Qui est le plus à risque ?
Les personnes ayant déjà un trouble épileptique sont les plus vulnérables. Les directives médicales, comme celles de l’UCSF Pain Management Education, sont claires : « Le tramadol abaisse le seuil convulsif et ne doit pas être utilisé chez les patients ayant un trouble de l’épilepsie. » Mais le risque ne s’arrête pas là.Les patients qui prennent d’autres médicaments qui affectent la sérotonine ou la noradrénaline sont aussi en danger. Les antidépresseurs tricycliques (TCA), les ISRS (inhibiteurs sélectifs de la recapture de la sérotonine), les antipsychotiques et même l’alcool augmentent le risque de manière significative. Une étude a montré que 57 % des cas de crises liées au tramadol impliquaient une prise concomitante d’au moins un autre médicament. Un patient ayant pris des TCA avec du tramadol a eu des crises chaque fois que la dose de tramadol a été augmentée. Un autre a eu une crise après avoir reçu du tramadol par voie intraveineuse avec de la pethidine et du cyclizine - une combinaison dangereuse.
Les personnes ayant une insuffisance rénale sont également plus exposées. Le tramadol est éliminé par les reins. Si les reins ne fonctionnent pas bien, le médicament s’accumule dans le sang, ce qui augmente la concentration dans le cerveau. Un cas rapporté a impliqué un patient atteint d’insuffisance rénale qui a reçu 300 mg par voie intraveineuse - une dose déjà très élevée - et qui a eu une crise peu après.
Quand les crises surviennent-elles ?
Les crises liées au tramadol surviennent souvent très rapidement. Dans 89 % des cas documentés, elles se produisent dans les 24 heures suivant la prise du médicament. Ce n’est pas un effet à long terme. C’est un risque aigu, presque immédiat. Les électroencéphalogrammes (EEG) réalisés dans les 24 heures suivant une crise montrent souvent des anomalies, mais ces anomalies disparaissent généralement en une semaine. Cela signifie que le cerveau peut se rétablir, mais seulement si la prise de tramadol est arrêtée immédiatement.Les crises sont généralement de type tonico-clonique généralisée - c’est-à-dire que le patient perd connaissance, ses muscles se contractent brutalement, puis se relâchent en spasmes. Elles sont souvent courtes et spontanément résolues, mais elles peuvent causer des blessures (chutes, morsures de la langue) ou déclencher des complications plus graves si elles se répètent.

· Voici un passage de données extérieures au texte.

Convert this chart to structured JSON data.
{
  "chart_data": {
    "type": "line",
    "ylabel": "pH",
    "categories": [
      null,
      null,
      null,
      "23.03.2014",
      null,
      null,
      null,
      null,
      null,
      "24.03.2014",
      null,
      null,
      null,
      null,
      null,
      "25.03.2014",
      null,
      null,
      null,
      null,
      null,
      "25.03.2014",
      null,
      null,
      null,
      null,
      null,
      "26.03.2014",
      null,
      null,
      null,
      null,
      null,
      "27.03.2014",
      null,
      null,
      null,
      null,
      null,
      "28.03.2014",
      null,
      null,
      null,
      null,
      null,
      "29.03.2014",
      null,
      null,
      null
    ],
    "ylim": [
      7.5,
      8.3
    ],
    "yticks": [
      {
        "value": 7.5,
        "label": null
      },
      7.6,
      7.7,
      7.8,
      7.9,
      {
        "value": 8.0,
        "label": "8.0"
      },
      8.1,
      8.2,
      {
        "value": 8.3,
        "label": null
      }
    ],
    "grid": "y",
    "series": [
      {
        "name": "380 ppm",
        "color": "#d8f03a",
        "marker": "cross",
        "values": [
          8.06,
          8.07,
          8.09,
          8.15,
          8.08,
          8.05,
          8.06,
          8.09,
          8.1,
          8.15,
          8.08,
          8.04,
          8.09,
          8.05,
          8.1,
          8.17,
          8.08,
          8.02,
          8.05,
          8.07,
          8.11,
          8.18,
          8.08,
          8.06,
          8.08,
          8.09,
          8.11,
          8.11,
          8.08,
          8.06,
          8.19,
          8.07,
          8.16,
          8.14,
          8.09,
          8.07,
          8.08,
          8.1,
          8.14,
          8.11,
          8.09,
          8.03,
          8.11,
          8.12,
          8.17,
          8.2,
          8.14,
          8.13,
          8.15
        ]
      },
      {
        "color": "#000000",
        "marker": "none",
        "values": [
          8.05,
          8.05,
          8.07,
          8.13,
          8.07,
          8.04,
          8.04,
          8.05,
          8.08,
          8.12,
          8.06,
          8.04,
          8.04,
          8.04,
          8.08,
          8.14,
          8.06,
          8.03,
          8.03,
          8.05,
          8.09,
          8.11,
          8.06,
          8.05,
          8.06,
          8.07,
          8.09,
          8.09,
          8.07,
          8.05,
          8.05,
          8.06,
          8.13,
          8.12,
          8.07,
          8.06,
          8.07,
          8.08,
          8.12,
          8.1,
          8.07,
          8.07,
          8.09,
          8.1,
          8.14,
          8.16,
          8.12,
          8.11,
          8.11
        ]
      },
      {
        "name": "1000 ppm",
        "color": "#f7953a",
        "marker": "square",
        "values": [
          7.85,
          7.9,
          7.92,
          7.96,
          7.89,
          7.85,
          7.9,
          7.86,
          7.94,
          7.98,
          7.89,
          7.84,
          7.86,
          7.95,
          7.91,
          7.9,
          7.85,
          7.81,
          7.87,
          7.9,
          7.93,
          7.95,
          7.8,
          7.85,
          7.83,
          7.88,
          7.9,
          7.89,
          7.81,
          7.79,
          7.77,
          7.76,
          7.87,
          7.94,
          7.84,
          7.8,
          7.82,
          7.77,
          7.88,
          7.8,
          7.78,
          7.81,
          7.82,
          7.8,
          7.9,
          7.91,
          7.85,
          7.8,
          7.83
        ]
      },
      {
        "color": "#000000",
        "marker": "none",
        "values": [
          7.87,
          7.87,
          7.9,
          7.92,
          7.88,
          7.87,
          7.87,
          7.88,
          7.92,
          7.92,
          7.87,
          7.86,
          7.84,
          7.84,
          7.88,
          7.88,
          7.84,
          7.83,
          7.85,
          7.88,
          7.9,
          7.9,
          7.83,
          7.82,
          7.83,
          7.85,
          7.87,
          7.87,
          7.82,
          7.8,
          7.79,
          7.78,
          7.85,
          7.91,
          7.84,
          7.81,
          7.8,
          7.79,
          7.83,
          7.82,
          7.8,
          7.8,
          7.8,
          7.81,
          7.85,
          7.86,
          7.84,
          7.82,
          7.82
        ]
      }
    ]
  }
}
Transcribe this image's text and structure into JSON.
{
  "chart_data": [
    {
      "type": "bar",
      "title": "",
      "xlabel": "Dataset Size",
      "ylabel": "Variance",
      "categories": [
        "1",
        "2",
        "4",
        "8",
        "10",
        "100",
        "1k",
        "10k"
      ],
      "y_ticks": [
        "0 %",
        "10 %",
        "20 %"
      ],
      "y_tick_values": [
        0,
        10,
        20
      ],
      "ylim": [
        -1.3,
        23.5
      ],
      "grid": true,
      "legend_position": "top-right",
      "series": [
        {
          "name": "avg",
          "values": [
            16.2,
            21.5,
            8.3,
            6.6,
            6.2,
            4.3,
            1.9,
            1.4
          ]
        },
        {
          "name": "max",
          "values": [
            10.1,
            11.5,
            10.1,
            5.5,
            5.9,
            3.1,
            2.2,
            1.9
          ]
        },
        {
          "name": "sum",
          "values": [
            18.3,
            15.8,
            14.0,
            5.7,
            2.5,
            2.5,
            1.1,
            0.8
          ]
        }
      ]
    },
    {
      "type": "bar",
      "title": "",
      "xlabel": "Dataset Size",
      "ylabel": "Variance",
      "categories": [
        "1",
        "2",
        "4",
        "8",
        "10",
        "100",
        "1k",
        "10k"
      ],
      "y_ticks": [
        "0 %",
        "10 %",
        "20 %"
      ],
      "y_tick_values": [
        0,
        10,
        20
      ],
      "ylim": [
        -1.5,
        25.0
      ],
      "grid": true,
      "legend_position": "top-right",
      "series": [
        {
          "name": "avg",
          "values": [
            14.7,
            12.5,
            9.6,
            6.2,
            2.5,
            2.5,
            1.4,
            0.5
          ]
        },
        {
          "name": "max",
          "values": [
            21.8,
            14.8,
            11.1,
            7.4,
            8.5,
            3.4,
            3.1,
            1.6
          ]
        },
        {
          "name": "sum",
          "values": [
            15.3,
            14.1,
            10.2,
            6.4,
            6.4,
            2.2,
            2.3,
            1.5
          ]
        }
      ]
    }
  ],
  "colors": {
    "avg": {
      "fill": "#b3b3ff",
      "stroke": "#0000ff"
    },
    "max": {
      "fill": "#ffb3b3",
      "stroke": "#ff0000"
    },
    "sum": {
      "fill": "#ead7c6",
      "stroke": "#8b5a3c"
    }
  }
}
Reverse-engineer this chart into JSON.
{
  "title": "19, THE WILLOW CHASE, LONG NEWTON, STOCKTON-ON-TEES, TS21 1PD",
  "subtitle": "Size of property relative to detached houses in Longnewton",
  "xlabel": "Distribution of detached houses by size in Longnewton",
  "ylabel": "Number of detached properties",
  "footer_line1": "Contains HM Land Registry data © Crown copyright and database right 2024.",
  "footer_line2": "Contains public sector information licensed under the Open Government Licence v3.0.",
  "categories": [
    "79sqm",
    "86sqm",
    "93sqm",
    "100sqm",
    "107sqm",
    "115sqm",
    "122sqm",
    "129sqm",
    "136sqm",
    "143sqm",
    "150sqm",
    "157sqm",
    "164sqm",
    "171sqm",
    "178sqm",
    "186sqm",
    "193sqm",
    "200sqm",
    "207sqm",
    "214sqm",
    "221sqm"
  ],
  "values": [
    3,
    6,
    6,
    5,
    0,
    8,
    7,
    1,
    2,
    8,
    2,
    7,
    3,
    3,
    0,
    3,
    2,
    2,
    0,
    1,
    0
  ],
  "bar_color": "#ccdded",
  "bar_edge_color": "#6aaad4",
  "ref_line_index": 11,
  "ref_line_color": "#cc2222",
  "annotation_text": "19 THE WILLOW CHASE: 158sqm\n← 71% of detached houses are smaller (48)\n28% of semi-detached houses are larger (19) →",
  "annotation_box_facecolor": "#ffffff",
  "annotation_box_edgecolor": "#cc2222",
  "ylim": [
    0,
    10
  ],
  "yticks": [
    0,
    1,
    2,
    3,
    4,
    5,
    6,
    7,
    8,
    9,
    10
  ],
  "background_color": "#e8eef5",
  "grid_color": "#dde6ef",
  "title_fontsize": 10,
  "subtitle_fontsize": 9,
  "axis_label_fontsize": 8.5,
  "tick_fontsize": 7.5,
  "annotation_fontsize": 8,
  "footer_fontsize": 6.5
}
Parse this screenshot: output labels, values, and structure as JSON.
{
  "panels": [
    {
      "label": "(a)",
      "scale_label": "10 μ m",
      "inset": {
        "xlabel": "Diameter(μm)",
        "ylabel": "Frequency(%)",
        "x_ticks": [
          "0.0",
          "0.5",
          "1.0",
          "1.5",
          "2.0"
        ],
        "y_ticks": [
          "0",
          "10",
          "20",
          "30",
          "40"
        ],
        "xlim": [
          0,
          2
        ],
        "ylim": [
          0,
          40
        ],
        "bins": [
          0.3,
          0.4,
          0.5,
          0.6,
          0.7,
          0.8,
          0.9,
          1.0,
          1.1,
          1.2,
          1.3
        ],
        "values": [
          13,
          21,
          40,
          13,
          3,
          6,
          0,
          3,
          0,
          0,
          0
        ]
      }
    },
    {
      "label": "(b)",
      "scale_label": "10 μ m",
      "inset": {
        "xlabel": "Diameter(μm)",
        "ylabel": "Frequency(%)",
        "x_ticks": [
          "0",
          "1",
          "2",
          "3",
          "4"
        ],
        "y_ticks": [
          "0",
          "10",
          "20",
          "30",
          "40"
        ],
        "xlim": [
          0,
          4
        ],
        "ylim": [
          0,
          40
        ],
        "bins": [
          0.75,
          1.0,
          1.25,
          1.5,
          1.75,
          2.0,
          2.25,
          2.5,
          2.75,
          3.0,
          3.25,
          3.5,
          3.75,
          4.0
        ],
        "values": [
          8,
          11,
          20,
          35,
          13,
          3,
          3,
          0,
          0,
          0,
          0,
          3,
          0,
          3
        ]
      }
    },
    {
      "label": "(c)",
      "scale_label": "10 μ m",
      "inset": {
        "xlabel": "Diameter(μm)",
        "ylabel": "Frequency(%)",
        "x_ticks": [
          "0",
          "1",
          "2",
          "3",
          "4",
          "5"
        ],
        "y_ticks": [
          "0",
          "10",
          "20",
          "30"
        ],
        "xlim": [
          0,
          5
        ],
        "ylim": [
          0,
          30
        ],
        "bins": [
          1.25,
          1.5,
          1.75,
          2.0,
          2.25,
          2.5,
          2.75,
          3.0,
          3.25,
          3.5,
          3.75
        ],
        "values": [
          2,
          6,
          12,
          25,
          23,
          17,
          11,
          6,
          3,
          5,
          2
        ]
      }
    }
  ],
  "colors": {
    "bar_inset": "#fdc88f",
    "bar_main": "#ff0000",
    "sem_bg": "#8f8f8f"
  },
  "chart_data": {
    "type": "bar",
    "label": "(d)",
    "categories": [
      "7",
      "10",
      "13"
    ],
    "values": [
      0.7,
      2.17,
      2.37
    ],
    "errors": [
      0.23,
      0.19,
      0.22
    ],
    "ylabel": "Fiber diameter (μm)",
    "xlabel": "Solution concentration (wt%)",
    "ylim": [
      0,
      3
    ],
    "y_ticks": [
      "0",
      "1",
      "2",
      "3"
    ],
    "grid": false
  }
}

Comparaison avec d’autres opioïdes
Contrairement à la morphine, qui peut même avoir un effet anticonvulsivant à faible dose, le tramadol est unique dans son profil de risque. Les autres opioïdes n’ont pas cette double action sur la sérotonine et la noradrénaline. C’est cette particularité qui en fait le seul opioïde à abaisser le seuil convulsif même à des doses normales. Des études sur des rats montrent que le tramadol a un effet anti-convulsif à faible dose, mais bascule en effet pro-convulsif à des doses moyennes ou élevées. Ce basculement est ce qui rend le tramadol si imprévisible chez l’humain.Entre 2008 et 2013, les prescriptions de tramadol ont augmenté de 88 %. Pendant la même période, les visites aux urgences liées au tramadol ont augmenté de 250 %. Ce n’est pas une coïncidence. Plus on le prescrit, plus on voit de complications. C’est pourquoi, en 2014, les autorités américaines ont classé le tramadol comme substance contrôlée de niveau IV - un changement qui reflète la reconnaissance de ses risques, dont celui des crises.
Que faire si vous avez un trouble épileptique ?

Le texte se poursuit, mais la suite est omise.